Who were these giants? Why did they play by different rules than the rest of us?

“Henry,” Dad tried again. “Come away now. Pixie’s got good people looking after her. Her long night is over. Ours is just beginning.”

I turned around reluctantly. Farther up the beach at our house, a different kind of crew was walking to and from a prone form in the sand, slowly and methodically. Meredith had retreated to the patio and out of the rain.

Now that the emergency with the Grays was over, Lyudmila’s death seemed to have hit my sister hard. Someone had thrown a scratchy blanket over her shoulder, and she alternately clutched it and blew her nose into it.

Behind her, the rest of our team had come out to witness the final progress of my stepmother.

Yuri wasn’t there, but Joyce was talking into a headset and tapping on an electronic tablet. Our cook Hannah was wiping her hands over and over on a clean apron, and Edgar, who was still for once, had taken the baseball cap off his head and held it over his heart as a sign of respect.

I’d always liked Edgar.

Dad was trying to give me a strong smile, but it wasn’t working. He hadn’t bothered to put the hood up on his raincoat, and his bald head was getting pelted. As the rain dripped off his nose and down his chin, it seemed as if it was taking pieces of his face with it. He was dissolving in front of my eyes.

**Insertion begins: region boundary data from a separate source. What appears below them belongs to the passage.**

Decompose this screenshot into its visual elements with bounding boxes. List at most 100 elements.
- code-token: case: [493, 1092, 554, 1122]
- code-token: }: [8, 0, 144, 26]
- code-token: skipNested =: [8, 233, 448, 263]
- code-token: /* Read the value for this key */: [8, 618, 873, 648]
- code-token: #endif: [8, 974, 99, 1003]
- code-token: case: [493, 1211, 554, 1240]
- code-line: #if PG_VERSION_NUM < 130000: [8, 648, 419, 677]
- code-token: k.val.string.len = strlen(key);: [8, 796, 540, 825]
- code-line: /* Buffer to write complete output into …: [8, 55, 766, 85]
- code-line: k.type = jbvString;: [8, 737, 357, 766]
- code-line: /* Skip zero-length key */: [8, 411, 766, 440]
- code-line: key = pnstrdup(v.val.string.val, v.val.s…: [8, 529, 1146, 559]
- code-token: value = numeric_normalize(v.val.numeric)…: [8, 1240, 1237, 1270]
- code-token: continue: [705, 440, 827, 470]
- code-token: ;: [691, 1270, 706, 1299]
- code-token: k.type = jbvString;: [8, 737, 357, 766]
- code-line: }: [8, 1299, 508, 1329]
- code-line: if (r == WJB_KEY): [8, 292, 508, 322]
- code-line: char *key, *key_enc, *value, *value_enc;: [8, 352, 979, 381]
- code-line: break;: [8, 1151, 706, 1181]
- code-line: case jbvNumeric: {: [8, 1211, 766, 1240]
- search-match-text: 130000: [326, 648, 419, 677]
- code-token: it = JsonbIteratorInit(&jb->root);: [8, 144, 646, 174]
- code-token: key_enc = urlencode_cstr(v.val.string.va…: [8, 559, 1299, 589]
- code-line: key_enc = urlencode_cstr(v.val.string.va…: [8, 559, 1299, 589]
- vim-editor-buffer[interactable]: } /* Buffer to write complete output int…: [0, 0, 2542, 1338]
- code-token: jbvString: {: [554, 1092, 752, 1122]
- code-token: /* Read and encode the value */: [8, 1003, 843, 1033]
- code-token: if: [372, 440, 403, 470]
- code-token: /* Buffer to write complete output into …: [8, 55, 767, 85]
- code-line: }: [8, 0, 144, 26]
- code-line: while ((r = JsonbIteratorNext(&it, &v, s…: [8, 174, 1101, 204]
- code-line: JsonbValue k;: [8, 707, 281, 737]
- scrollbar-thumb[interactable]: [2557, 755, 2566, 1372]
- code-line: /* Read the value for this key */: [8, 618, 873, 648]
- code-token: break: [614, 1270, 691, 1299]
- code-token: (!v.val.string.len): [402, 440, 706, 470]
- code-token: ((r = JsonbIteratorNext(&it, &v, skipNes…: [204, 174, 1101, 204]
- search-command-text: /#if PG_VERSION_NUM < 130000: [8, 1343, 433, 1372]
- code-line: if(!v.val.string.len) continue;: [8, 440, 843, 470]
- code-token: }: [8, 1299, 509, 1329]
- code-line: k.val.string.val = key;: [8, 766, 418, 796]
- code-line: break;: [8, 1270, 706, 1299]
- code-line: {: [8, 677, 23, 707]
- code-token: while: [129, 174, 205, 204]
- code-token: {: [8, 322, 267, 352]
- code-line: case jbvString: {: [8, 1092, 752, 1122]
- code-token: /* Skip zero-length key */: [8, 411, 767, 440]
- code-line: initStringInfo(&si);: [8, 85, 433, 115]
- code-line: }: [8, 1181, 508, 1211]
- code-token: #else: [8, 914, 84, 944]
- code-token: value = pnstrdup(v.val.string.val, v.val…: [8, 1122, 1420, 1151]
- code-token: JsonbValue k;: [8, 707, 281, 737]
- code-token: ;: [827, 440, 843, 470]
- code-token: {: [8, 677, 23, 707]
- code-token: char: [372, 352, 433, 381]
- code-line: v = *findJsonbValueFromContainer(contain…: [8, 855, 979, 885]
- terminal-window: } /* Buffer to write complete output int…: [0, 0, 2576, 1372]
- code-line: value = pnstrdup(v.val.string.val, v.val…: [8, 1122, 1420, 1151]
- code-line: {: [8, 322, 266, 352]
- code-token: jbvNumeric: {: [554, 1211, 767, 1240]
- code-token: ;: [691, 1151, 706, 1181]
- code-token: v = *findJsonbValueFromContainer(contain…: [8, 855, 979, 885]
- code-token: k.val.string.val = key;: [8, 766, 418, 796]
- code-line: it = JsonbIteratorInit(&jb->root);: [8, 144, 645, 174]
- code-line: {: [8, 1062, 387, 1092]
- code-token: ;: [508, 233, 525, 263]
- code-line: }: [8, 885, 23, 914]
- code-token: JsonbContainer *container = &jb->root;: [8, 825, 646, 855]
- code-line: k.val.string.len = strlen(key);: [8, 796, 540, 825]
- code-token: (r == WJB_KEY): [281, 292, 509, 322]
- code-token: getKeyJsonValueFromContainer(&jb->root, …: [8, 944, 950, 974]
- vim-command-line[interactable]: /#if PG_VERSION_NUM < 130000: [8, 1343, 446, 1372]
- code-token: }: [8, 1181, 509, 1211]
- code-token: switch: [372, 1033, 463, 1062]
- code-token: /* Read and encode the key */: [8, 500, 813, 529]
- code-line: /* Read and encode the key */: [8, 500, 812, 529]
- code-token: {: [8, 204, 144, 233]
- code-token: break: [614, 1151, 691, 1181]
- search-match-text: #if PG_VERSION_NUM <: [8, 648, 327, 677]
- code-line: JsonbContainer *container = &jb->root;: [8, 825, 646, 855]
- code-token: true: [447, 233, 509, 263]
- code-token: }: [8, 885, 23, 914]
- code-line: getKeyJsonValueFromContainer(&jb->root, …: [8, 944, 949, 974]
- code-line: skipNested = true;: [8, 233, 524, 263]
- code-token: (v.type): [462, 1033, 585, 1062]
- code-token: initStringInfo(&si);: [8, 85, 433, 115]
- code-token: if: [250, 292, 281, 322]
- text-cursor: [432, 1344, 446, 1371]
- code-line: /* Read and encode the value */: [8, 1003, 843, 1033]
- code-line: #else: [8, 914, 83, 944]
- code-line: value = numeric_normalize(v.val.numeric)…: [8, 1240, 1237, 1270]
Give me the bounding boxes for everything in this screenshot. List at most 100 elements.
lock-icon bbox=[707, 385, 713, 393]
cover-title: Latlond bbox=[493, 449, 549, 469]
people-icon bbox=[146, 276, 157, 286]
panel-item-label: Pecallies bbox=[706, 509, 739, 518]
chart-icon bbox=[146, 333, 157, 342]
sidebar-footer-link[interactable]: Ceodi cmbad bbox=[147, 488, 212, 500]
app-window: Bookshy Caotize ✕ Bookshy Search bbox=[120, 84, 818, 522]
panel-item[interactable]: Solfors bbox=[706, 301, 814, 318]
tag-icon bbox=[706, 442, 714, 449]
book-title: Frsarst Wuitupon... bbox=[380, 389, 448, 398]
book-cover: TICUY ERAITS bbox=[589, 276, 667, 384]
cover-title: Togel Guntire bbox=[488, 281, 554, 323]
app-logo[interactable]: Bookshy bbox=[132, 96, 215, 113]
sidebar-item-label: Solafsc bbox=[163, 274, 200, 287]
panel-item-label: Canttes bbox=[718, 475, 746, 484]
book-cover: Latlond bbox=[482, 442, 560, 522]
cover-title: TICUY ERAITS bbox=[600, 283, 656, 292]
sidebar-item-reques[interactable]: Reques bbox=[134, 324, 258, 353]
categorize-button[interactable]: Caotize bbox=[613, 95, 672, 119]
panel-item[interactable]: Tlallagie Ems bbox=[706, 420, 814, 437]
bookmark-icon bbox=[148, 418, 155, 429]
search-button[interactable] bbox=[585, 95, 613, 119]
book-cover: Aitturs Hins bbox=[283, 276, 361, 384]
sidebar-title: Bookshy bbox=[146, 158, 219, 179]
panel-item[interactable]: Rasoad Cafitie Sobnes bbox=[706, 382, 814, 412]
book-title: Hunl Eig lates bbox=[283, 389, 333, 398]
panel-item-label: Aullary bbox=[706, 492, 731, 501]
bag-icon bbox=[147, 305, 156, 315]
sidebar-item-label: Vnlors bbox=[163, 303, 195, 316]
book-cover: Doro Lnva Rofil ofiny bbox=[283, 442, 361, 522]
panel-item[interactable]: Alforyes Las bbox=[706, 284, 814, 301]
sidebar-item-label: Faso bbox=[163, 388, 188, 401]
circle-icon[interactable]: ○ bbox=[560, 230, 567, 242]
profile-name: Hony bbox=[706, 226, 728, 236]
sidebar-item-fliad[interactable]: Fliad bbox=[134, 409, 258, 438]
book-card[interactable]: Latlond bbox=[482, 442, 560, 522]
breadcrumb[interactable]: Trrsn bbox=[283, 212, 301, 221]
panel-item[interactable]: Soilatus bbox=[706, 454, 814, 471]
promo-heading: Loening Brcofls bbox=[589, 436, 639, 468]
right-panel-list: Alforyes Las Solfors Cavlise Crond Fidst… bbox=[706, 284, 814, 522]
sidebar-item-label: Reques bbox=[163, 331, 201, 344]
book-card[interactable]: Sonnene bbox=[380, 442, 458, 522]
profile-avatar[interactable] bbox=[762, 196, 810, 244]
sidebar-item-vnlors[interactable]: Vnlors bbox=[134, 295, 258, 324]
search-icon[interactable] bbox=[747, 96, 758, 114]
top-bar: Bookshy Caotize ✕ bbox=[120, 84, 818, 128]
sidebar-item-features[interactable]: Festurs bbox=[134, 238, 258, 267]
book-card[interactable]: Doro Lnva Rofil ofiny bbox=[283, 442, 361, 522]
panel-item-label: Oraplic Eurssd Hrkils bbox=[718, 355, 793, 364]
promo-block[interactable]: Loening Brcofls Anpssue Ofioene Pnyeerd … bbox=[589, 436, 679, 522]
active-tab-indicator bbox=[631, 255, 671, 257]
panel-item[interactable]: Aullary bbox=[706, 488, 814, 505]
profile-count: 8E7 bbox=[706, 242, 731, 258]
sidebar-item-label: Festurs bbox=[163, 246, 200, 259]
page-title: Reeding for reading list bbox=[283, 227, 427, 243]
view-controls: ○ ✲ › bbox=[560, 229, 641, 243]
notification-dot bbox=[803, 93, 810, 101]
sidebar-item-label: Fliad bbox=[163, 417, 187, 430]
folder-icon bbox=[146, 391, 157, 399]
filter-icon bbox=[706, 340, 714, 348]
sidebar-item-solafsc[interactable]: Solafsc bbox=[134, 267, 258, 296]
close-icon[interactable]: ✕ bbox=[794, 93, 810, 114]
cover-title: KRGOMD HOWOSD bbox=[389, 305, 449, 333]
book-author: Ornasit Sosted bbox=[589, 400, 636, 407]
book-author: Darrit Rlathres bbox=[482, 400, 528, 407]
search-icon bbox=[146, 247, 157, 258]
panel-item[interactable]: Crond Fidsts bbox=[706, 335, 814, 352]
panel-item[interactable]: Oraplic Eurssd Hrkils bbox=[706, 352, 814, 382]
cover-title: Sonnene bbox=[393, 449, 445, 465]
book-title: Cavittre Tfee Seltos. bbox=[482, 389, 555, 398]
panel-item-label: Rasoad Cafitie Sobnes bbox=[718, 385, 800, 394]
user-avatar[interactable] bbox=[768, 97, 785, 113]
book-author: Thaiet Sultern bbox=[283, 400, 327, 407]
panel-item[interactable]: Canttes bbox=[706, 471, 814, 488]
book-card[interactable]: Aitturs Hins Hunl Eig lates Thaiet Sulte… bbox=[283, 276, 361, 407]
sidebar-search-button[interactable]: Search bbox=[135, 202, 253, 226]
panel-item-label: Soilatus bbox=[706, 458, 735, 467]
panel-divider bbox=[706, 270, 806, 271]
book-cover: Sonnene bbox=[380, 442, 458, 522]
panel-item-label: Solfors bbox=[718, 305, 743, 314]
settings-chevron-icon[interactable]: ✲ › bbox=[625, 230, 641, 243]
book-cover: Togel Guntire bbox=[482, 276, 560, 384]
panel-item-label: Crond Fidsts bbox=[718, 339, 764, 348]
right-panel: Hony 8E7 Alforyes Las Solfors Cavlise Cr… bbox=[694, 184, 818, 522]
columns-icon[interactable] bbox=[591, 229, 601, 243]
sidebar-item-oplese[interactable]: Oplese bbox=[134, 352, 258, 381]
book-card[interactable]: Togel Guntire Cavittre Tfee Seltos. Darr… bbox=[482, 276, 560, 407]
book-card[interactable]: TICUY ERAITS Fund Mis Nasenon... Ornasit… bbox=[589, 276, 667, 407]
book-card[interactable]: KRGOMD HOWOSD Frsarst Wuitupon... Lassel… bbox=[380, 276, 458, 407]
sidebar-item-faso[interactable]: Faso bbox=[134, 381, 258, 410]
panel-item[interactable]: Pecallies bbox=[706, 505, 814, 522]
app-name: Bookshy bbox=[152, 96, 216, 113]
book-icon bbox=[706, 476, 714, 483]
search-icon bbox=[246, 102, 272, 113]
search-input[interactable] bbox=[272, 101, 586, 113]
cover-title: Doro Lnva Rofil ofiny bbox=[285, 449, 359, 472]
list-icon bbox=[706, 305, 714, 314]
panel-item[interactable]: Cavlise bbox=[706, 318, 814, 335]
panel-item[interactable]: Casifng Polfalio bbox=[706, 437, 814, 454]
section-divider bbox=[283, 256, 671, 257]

He was going to need my help.

This wasn’t the first time we’d done this, the two men of the family protecting what was left.

I took his hand in mine. It was time to go.





nine


PIXIE


I am sitting on a log on a beach that is mine and not mine at the same time. It has all the features of Useless Bay but also possibilities that make it foreign.

A man sits next to me.

He has a long face, weather-beaten, and white hair pulled into a ponytail. He seems out of place. He wears a uniform I’m not familiar with, with a navy coat and white pants, worn but in decent repair.

Behind me, I can hear people barking orders I don’t understand. Timbers groan. Something massive is back there, but I can’t see it for the fog.

The keel hit bottom before the anchor did, the man sitting next to me says. He has a British accent. Upper-class.